Last year at VMworld I briefly stopped at the Tegile booth, besides the occasional tweet I kind of lost track until recent as Tegile just announced series C funding… Not pocket money I would say but a serious round, $35 million, led by Meritech Capital Partners and original stakeholder August Capital and strategic partners Western Digital and SanDisk. For those who don’t know, Tegile is a storage company who sells both a hybrid and an “all-flash” solution and they have done this in an interesting modular fashion (all-flash placed in front of spinning disks = modular hybrid). Of course they also offer functionality like dedupe/compression and replication. Although I haven’t heard too much from them lately it is a booth I will surely stop by at VMworld. Again, there is a lot of competition in this space and it would be interesting to see an “All-flash / Hybrid Storage bake off”. Tegile vs Nimbus, Nimble vs Tintri, Pure Storage vs Violin…

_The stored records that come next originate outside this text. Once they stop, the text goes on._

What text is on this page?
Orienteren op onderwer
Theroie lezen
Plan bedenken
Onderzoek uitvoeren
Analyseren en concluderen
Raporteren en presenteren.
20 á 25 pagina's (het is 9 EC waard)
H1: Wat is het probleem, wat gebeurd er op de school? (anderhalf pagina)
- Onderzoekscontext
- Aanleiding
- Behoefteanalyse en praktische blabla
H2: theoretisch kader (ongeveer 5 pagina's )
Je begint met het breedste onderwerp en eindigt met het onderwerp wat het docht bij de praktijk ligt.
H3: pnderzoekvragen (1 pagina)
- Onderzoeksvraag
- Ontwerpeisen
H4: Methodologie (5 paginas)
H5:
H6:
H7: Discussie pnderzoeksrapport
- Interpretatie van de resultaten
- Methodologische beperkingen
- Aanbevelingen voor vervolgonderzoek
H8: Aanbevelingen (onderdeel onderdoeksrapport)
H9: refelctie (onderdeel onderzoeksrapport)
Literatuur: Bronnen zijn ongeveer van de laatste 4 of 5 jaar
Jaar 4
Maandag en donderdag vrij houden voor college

Violin Memory just announced the 6264 flash Memory Array. This new all flash storage system can provide a capacity of 64 TiB/70.3 TB with a footprint of just 3U, and that is impressive if you ask me. On top of that, it can provide up to 1 million IOps and at a ultra low latency! Who doesn’t want to have 1 million IOps to its disposal right? (More specs to be found here.) To me though what was more exciting in this press release was the announcement of a management tool called Symphony. Symphony provides a single pane of glass for all your Violin devices (read more details here.) It provides a smart management interface that allows you to create custom dashboard, comprehensive reporting, tagging and filtering and of course they provide a RESTful API for you admins out there who love to automate things. Nice announcement from Violin Memory, and those already running Violin hardware I would definitely recommend evaluating Symphony as the video looks promising.

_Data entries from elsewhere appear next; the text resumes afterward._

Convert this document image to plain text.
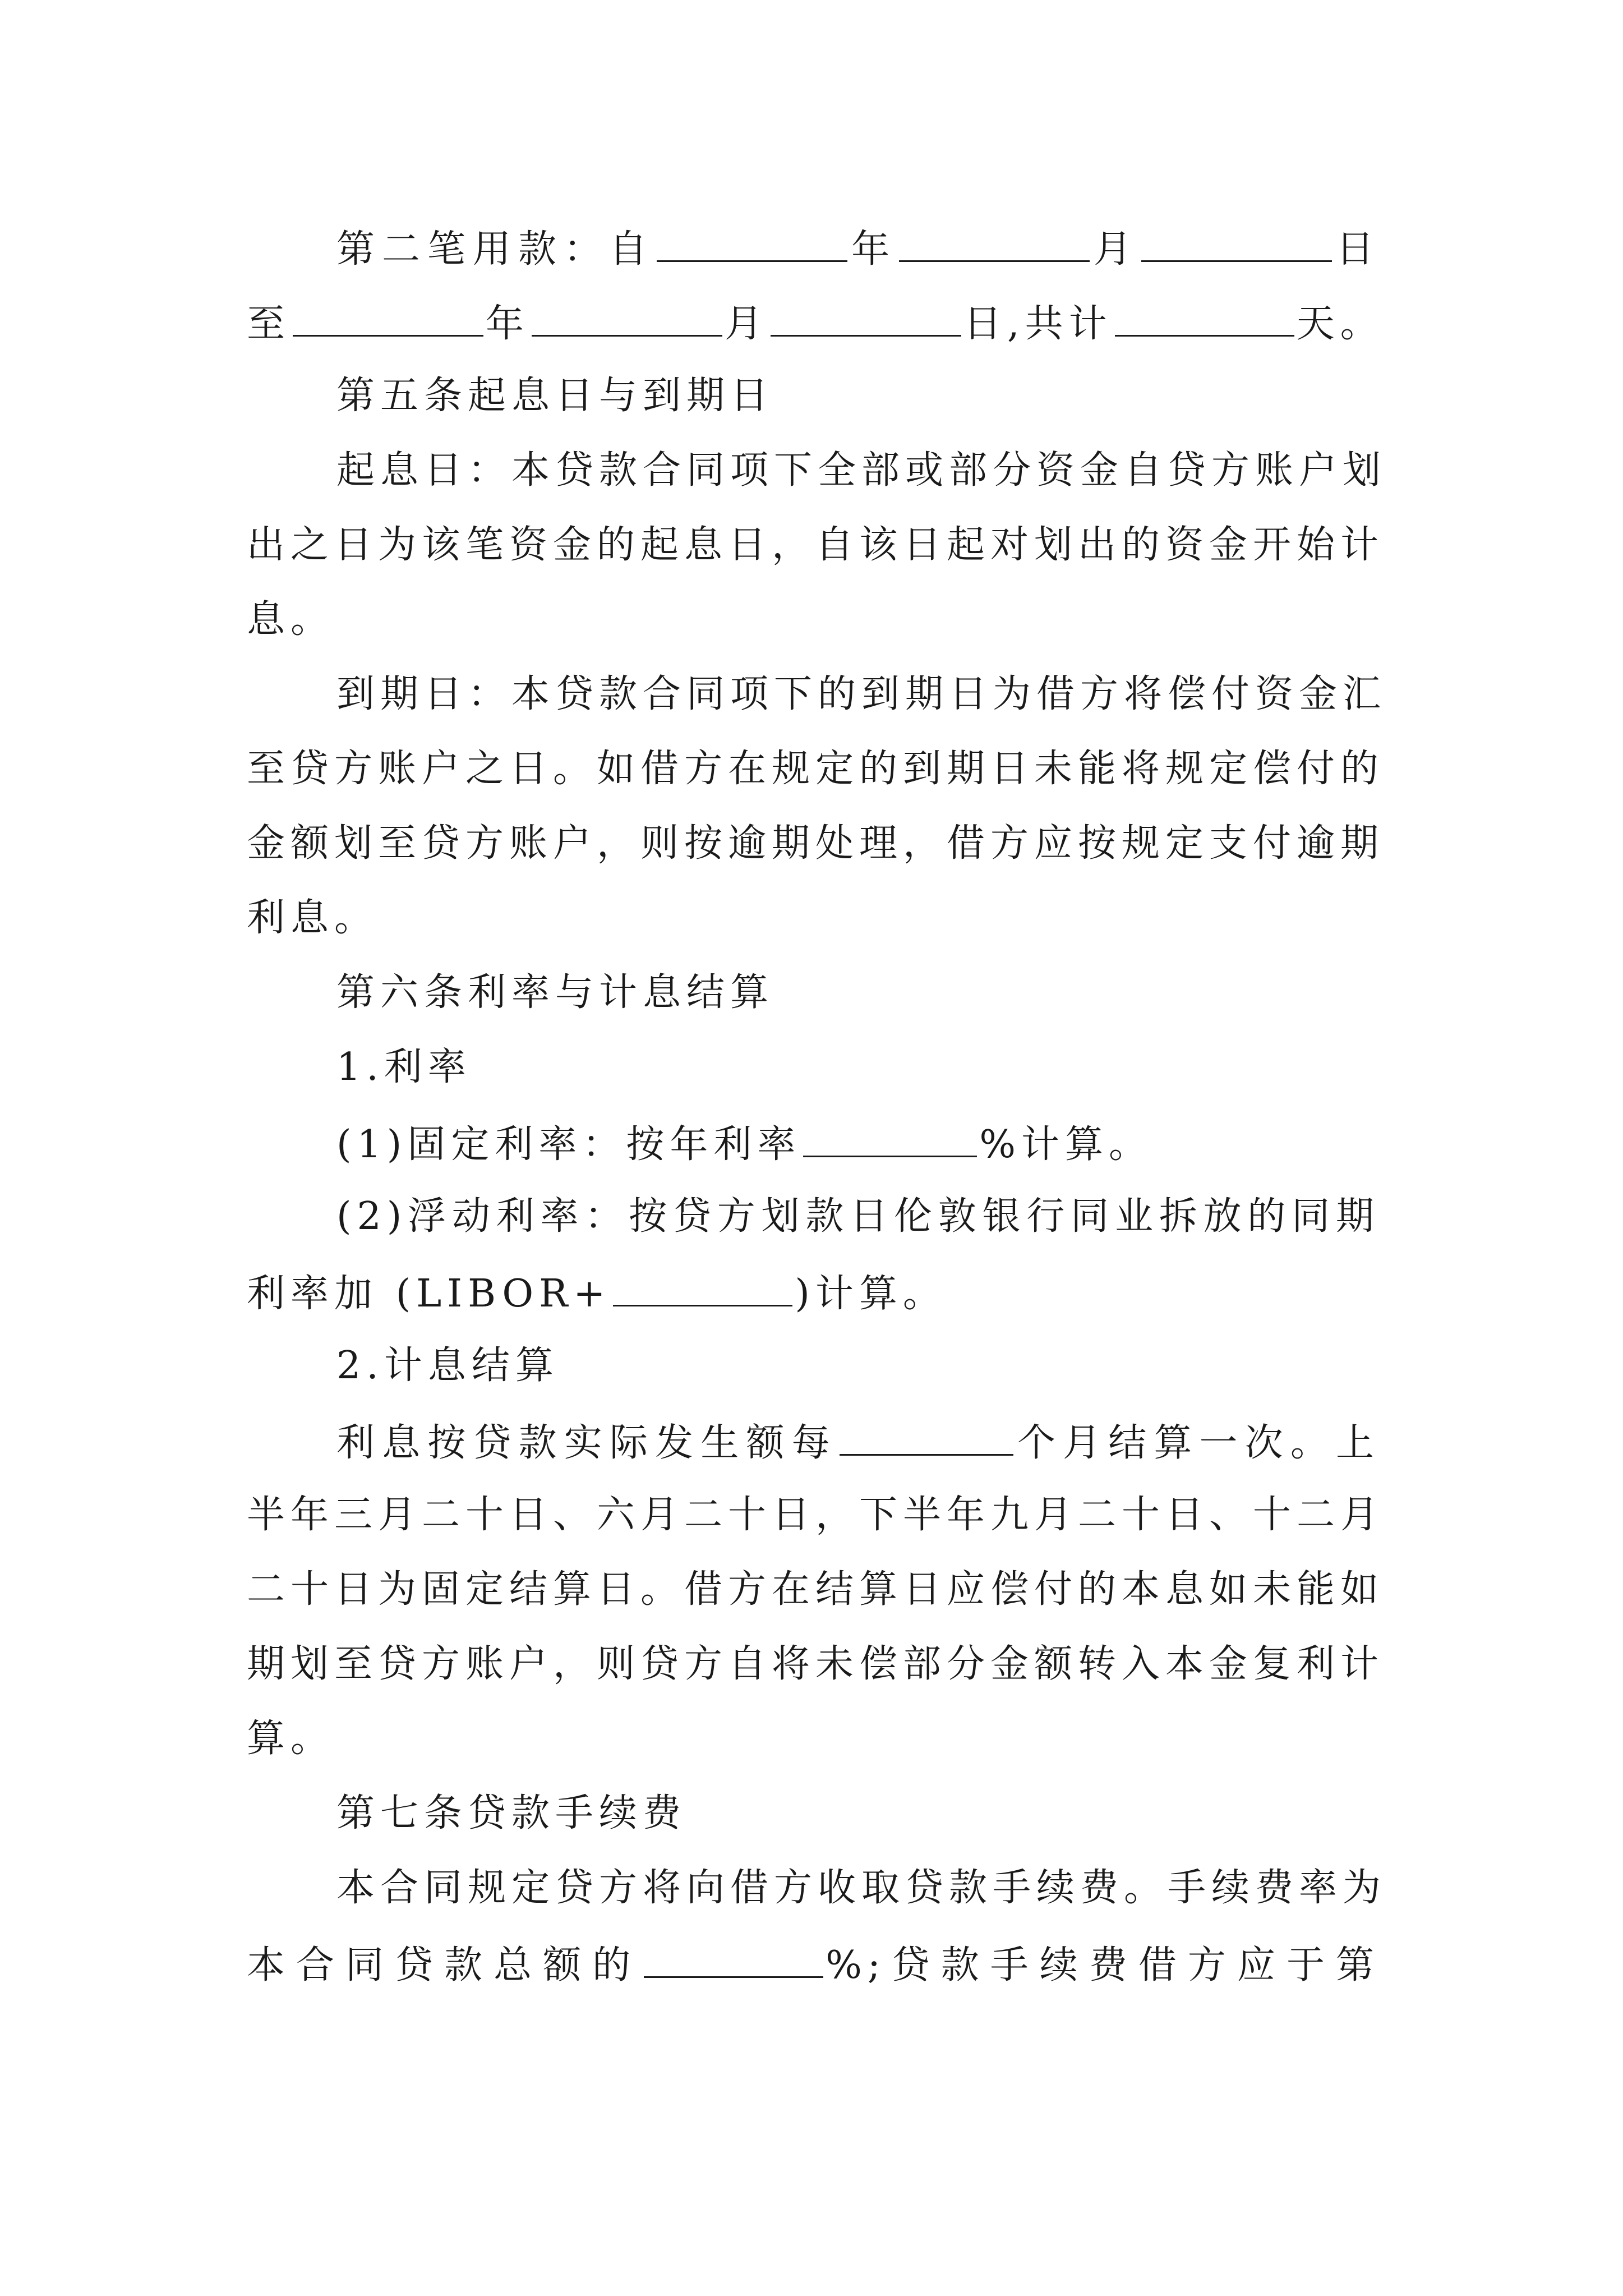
第二笔用款：自	年	月	日
至	年	月	日,共计	天。
第五条起息日与到期日
起息日：本贷款合同项下全部或部分资金自贷方账户划
出之日为该笔资金的起息日，自该日起对划出的资金开始计
息。
到期日：本贷款合同项下的到期日为借方将偿付资金汇
至贷方账户之日。如借方在规定的到期日未能将规定偿付的
金额划至贷方账户，则按逾期处理，借方应按规定支付逾期
利息。
第六条利率与计息结算
1.利率
(1)固定利率：按年利率	%计算。
(2)浮动利率：按贷方划款日伦敦银行同业拆放的同期
利率加 (LIBOR+	)计算。
2.计息结算
利息按贷款实际发生额每	个月结算一次。上
半年三月二十日、六月二十日，下半年九月二十日、十二月
二十日为固定结算日。借方在结算日应偿付的本息如未能如
期划至贷方账户，则贷方自将未偿部分金额转入本金复利计
算。
第七条贷款手续费
本合同规定贷方将向借方收取贷款手续费。手续费率为
本合同贷款总额的	%;贷款手续费借方应于第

CloudPhysics just announced the Card Store is GA as of today (13th August 2013) and a new round of funding ($ 10 million) led by Kleiner Perkins Caufield & Byers. Previous investors the Mayfield Fund, Mark Leslie, Peter Wagner, Carl Waldspurger, Nigel Stokes, Matt Ocko and VMware co-founders also participated in this round. I would say an exciting day for CloudPhysics. Many have asked over the last year why have I always been enthusiastic about what they do? I think John Blumenthal (CEO) explains it best:
Our servers receive a daily stream of 80+ billion samples of configuration, performance, failure and event data from our global user base with a total of 20+ trillion data points to date. This ‘collective intelligence,’ combined with CloudPhysics’ patent-pending datacenter simulation and unique resource management techniques, empowers enterprise IT to drive Google-like operations excellence using actionable analytics from a large, relevant, continually refreshed data set.
If you are interested in testing their solution, sign up for a free trial at cloudphysics.com. Pricing starts at $49/month per physical server, more details here. For those wondering what CloudPhysics has to do with flash, well they’ve got a card for that!
That was it for Part 2, hope you found it a useful round-up and I will expect to be able to publish another startup news flash within 2 weeks!